STORY: Charred bush and concrete were left on a road in Japan's capital Tokyo after a 70-year-old man set himself on fire near the prime minister's office on Wednesday (September 21).
Local media said it was in an apparent protest at the government's decision to hold a state funeral for once-leader Shinzo Abe, who was assassinated earlier this year.
A letter about Abe's state funeral and the words "I strongly oppose it," was also found on the scene.
Police declined to confirm the incident, which took place on what would have been Abe's 68th birthday.
Abe, Japan's longest-serving premier who stepped down in 2020 citing ill-health, was gunned down at a campaign rally in July.
The suspected gunman believed Abe was a supporter of the controversial Unification Church, which the suspect said bankrupted his mother.
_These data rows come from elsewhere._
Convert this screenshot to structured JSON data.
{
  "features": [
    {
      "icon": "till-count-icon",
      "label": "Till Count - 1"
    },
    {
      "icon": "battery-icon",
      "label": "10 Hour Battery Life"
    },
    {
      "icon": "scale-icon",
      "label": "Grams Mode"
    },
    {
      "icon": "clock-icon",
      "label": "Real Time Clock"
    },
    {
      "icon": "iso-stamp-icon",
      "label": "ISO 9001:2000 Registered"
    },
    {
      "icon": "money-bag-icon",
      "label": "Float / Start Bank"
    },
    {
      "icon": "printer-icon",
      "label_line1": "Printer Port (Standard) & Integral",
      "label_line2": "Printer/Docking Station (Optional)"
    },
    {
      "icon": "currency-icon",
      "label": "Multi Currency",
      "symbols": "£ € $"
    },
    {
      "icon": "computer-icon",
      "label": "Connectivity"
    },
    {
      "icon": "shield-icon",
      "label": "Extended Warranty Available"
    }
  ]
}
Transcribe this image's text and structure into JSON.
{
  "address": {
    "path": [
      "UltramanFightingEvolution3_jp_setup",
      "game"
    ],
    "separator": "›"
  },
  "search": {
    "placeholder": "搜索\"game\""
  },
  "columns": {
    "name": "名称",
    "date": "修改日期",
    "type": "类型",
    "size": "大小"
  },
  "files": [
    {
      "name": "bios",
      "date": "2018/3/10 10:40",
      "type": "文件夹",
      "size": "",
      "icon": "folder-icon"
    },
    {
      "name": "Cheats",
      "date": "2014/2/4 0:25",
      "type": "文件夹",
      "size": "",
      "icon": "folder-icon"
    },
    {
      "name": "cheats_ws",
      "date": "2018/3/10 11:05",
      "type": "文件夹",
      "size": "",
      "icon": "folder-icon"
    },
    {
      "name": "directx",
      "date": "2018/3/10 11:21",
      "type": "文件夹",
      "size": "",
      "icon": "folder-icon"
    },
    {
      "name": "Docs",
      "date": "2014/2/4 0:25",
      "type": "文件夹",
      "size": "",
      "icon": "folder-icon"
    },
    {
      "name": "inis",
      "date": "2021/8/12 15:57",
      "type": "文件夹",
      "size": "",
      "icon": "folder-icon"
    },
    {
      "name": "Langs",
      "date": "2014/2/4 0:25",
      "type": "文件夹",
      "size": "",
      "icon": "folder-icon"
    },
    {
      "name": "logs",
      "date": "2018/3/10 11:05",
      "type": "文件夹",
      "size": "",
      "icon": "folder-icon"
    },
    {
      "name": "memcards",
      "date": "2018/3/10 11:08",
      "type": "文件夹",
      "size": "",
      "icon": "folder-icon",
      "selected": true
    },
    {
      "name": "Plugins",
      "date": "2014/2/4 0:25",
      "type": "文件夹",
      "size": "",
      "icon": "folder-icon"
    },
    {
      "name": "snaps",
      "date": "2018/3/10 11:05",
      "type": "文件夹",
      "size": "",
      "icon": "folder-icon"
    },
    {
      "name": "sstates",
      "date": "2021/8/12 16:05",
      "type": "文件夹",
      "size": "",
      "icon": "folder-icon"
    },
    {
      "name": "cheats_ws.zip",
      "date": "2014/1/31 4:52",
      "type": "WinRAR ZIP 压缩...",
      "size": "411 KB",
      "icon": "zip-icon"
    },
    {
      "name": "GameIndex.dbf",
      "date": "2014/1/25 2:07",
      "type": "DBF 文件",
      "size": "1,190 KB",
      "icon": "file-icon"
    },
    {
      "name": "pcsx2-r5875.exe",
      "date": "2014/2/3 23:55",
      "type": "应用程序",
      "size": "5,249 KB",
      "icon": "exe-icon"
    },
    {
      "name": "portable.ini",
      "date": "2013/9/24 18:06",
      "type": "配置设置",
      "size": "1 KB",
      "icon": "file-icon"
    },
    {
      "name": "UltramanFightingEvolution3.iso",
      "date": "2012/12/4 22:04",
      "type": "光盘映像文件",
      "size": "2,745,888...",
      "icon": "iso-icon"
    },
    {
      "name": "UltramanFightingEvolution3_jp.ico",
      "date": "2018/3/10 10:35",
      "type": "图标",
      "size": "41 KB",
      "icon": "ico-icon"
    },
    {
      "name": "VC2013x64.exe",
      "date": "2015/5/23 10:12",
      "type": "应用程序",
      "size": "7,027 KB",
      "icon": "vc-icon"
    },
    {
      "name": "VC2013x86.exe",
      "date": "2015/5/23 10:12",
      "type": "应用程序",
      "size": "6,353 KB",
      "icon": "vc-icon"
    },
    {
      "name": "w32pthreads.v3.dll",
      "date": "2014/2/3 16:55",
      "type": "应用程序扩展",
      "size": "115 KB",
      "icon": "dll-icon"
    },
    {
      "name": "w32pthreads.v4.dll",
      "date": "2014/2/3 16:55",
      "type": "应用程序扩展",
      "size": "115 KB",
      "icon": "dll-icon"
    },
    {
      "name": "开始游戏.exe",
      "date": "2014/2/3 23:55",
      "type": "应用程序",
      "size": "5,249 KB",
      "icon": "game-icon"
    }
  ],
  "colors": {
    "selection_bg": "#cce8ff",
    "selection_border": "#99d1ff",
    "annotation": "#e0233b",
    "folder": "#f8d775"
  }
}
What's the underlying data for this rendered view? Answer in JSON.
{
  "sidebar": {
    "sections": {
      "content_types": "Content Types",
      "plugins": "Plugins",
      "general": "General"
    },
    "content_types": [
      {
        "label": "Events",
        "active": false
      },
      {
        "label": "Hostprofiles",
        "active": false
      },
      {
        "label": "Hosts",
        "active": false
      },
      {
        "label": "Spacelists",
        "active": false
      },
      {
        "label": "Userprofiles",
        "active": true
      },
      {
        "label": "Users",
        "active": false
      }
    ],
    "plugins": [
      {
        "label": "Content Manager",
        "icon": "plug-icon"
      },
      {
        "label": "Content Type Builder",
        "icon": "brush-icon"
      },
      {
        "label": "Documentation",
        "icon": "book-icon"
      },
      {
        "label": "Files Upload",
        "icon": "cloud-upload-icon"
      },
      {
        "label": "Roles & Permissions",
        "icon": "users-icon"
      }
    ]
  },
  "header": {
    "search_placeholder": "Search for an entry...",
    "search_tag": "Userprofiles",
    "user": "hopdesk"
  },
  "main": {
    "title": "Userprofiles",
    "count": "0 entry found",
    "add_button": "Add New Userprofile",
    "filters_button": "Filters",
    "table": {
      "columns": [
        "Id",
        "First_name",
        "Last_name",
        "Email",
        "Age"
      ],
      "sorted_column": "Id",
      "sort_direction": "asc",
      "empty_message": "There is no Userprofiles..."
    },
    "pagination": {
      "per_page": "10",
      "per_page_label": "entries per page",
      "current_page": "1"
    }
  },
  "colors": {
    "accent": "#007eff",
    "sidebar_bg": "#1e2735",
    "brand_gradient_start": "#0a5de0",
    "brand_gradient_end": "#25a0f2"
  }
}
But since Abe's killing, more links have emerged between that church and the ruling Liberal Democratic Party, or LDP - of which Abe was a powerful member.
Those ties, along with a growing opposition to allowing Abe a state funeral, now present a huge problem for current Prime Minister and LDP leader Fumio Kishida, whose approval rates are plummeting.
Kishida has repeatedly defended his decision to go ahead with the state funeral.
But a vast majority of voters remain unconvinced at needing to hold such an expensive ceremony.
The latest government estimates put its cost at about $12 million.